The first patient, Ed Tuggle, a maintenance supervisor for a food company, never had symptoms. In 2010, his ophthalmologist spotted a tiny freckle during a routine eye exam. Last year, the same doctor saw that the lesion had grown. Although it was still small — about one-tenth of an inch — he sent Tuggle to Wills, where Shields did a battery of tests and concluded that it was malignant.

Patients with small tumors such as Tuggle’s often choose monitoring rather than immediate vision-damaging treatment. But holding off can be anxiety-provoking, given that studies indicate up to 40 percent of ocular melanomas metastasize.

When Shields proposed another option — Aura’s clinical trial — Tuggle and his wife, Daneen, a nurse, were eager.

The actual procedure in early March was a breeze, Tuggle recalled. Shields numbed his eye, injected the drug, and six hours later, used a laser to activate the light-sensitive dye that is part of the therapy.

His dose was purposely low, intended more to test safety than effectiveness. Patients in the next trial will get multiple, higher doses. Still, a month after Tuggle’s injection, Shields was pleased to find that the tumor had begun to atrophy. Based on animal studies, it takes three or four months to gauge the response.

“I’ve got a lot of faith,” said Tuggle, who said he has had no side effects. “In my mind, it’s already worked.”

Camera icon Roger barone / Wills Eye Hospital
Wills Eye Hospital ocular oncologist Carol Shields puts a  protective lens on patient Ed Tuggle's eye in preparation for a laser treatment. The laser activates an experimental, targeted cancer drug previously injected in his eye.

A new way to target tumors

De los Pinos, a molecular biologist who previously worked in Eli Lilly & Co.’s oncology division, founded Cambridge, Mass.-based Aura in 2009 with the goal of developing a highly targeted approach to cancer treatment.

The first product candidate is built on decades of advances involving, of all things, the human wart virus  — human papillomavirus, or HPV.

In the 1980s, certain virulent strains of HPV were shown to cause cervical cancer. In the 1990s, scientists figured out how to make harmless, empty HPV shells — called virus-like particles — to prime the immune system to ward off the real germ. Virus-like particles became the basis of Merck’s groundbreaking cervical cancer prevention vaccine, Gardasil, approved in 2006.

More recently, a team at the National Cancer Institute led by John T. Schiller and Douglas R. Lowy deciphered how HPV infects certain cervical cells in the first place. Physically "disrupted" cells overproduce a carbohydrate molecule that normally helps with wound healing. The virus binds to that molecule, called heparan sulfate proteoglycans. Healthy intact cells, meanwhile, resist being bound.

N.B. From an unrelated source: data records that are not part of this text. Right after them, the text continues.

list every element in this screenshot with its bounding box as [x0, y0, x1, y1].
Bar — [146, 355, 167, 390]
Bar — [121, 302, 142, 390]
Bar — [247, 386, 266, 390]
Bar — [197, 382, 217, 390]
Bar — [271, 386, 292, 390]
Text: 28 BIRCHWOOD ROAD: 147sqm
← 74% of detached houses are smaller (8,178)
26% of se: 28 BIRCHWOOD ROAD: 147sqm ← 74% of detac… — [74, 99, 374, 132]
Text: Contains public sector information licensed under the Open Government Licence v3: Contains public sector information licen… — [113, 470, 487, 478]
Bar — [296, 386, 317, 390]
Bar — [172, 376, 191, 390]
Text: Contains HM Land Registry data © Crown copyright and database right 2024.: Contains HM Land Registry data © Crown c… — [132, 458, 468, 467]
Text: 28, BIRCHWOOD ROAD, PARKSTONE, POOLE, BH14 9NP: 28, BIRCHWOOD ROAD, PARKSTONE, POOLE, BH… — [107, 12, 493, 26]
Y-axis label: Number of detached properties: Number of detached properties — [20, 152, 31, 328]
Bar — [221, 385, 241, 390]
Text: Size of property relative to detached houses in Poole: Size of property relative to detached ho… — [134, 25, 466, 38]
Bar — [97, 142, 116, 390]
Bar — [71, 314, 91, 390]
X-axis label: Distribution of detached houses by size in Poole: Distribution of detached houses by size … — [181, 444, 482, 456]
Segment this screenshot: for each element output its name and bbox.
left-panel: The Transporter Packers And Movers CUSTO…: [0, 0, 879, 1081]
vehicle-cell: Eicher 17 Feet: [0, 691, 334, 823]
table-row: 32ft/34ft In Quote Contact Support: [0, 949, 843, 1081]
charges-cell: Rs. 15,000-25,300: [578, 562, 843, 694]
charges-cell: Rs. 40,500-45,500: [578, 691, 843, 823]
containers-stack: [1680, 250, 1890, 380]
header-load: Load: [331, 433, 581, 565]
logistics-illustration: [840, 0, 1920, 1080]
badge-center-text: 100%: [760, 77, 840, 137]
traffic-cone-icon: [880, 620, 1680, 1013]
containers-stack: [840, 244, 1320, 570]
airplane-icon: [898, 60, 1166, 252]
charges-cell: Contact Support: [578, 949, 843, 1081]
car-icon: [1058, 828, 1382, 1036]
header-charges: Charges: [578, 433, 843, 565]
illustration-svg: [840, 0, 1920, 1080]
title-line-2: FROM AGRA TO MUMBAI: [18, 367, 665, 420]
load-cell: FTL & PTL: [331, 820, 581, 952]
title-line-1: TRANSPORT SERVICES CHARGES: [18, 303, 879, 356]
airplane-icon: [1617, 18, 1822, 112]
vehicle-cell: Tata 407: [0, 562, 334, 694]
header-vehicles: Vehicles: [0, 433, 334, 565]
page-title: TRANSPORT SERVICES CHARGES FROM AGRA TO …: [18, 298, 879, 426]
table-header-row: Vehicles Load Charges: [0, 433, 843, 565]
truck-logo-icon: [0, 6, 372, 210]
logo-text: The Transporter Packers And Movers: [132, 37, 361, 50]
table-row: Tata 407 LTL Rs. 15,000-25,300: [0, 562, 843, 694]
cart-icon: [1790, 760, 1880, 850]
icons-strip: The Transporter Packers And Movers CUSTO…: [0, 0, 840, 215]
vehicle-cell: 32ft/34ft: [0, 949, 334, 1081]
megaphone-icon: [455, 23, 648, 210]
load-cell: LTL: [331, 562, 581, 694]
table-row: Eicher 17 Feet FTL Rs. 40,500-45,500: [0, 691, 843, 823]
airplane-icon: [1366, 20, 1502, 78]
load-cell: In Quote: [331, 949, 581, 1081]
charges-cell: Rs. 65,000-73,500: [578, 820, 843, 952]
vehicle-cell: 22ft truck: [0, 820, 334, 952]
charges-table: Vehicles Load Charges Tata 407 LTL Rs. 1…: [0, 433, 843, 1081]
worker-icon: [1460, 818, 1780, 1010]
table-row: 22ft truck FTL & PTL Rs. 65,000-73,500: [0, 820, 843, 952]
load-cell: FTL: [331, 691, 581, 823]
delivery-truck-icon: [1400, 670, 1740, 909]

Using animal models, the NCI researchers showed that virus-like particles behaved like the actual virus, using the carbohydrate to attach to tumors. And not just in the cervix. In 2015, Schiller, Lowy, Aura's de los Pinos, and others published a study that showed virus-like particles  “can infect a broad range of cancer cell types,"  including ovarian and lung, by binding to the carbohydrate.

Since virus-like particles are harmless on their own, Aura’s are coupled with a light-sensitive dye. When activated by laser light, the dye becomes toxic to the tumor cells’ membranes and — if all goes as expected — selectively kills the cancer.

Although ocular melanoma is rare, Shields has long urged people to get annual eye checks because finding it early is critical.

Now, she foresees a way to make early detection less dreadful.

“We’re hoping this becomes a new alternative in the management of melanoma of the eye,” she said.